Für diesen letzten Teil wird der Rückwandspiegel so gestellt, dass sich nun alle Zuschauer:innen darin sehen, nicht unbedingt als Einzelne, sondern vor allem als Gemeinschaft, die diese Erzählung von Dora, die mit Scharlach in ein Krankenhaus eingeliefert von ihren beiden Töchtern getrennt wurde, vernimmt. Die sieben Schauspieler:innen stehen nun breit verteilt vorn am Bühnenrand, halten bunte Karnevalskostüme in den Händen – der 13. Februar war ein Faschingsdienstag – und schildern die Bombennacht. Über der Bühne hängt dunkel und prall ein schwarzseidener Ballon, im Publikum ist nicht einmal mehr das sachte Rascheln einer Bluse zu vernehmen, geschweige denn ein Hüsteln zu hören. Der Komet.

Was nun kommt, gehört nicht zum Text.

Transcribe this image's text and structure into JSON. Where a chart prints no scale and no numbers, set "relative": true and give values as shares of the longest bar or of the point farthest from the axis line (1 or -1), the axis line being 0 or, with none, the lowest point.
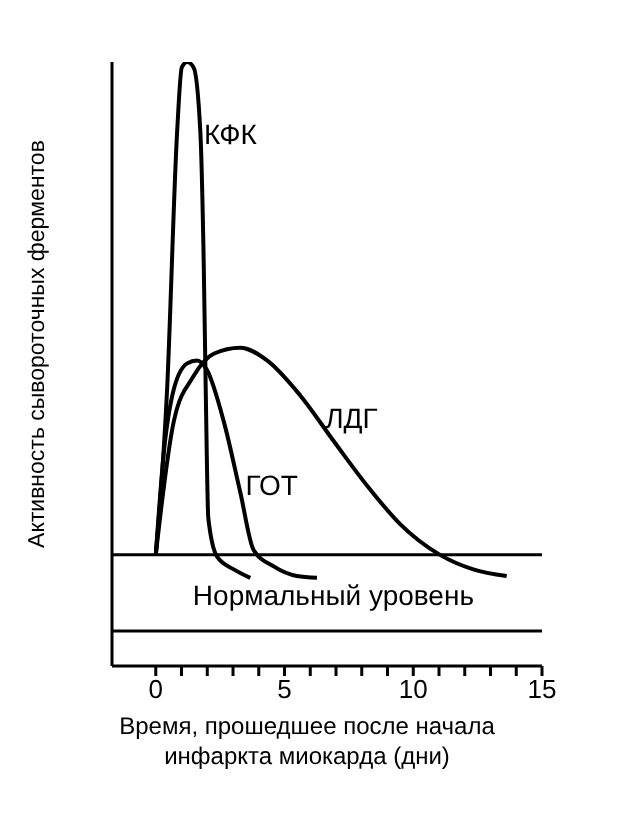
{
  "chart_data": {
    "type": "line",
    "relative": true,
    "xlabel": "Время, прошедшее после начала\nинфаркта миокарда (дни)",
    "ylabel": "Активность сывороточных ферментов",
    "xlim": [
      -1.7,
      15
    ],
    "xticks": [
      0,
      {
        "value": 1,
        "label": null
      },
      {
        "value": 2,
        "label": null
      },
      {
        "value": 3,
        "label": null
      },
      {
        "value": 4,
        "label": null
      },
      5,
      {
        "value": 6,
        "label": null
      },
      {
        "value": 7,
        "label": null
      },
      {
        "value": 8,
        "label": null
      },
      {
        "value": 9,
        "label": null
      },
      10,
      {
        "value": 11,
        "label": null
      },
      {
        "value": 12,
        "label": null
      },
      {
        "value": 13,
        "label": null
      },
      {
        "value": 14,
        "label": null
      },
      15
    ],
    "marker": "none",
    "line_style": "solid",
    "series": [
      {
        "color": "#000000",
        "x": [
          0,
          0.44,
          0.83,
          1.01,
          1.22,
          1.47,
          1.73,
          1.86,
          1.94,
          2.04,
          2.38,
          3.03,
          3.67
        ],
        "values": [
          0.184,
          0.458,
          0.885,
          0.991,
          1.0,
          0.991,
          0.885,
          0.672,
          0.458,
          0.245,
          0.181,
          0.16,
          0.146
        ]
      },
      {
        "color": "#000000",
        "x": [
          0,
          0.31,
          0.7,
          1.22,
          1.6,
          1.99,
          2.64,
          3.28,
          3.8,
          4.58,
          5.48,
          6.26
        ],
        "values": [
          0.184,
          0.352,
          0.458,
          0.501,
          0.506,
          0.49,
          0.405,
          0.288,
          0.192,
          0.165,
          0.149,
          0.146
        ]
      },
      {
        "color": "#000000",
        "x": [
          0,
          0.7,
          1.47,
          2.25,
          3.28,
          4.32,
          5.61,
          6.9,
          8.2,
          9.49,
          11.04,
          12.33,
          13.63
        ],
        "values": [
          0.184,
          0.405,
          0.48,
          0.517,
          0.527,
          0.506,
          0.448,
          0.373,
          0.299,
          0.235,
          0.184,
          0.16,
          0.149
        ]
      }
    ],
    "ref_lines": [
      {
        "axis": "y",
        "value": 0.184
      },
      {
        "axis": "y",
        "value": 0.058
      }
    ],
    "annotations": [
      "КФК",
      "ГОТ",
      "ЛДГ",
      "Нормальный уровень"
    ]
  }
}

Tilmann Köhler ist mit seinem Ensemble – Marin Blülle, Henriette Hölzel, Sven Hönig, Christine Hoppe, Anna-Katharina Muck, Karina Plachetka und Matthias Reichwald – nach einem vielleicht schwierigen Anlauf dann doch etwas mit dieser Form gelungen, das man eindrucksvoll, am Ende sogar in der Wirkung beklemmend und erschütternd nennen darf. Grünbeins Buch, schon mit seinem Erscheinen eine so noch nicht erzählte Untersuchung des bis heute vielschichtigen Mythos vom Untergang des alten Dresdens, ist nun auch im Gedächtnis des Theaters. Am Ort.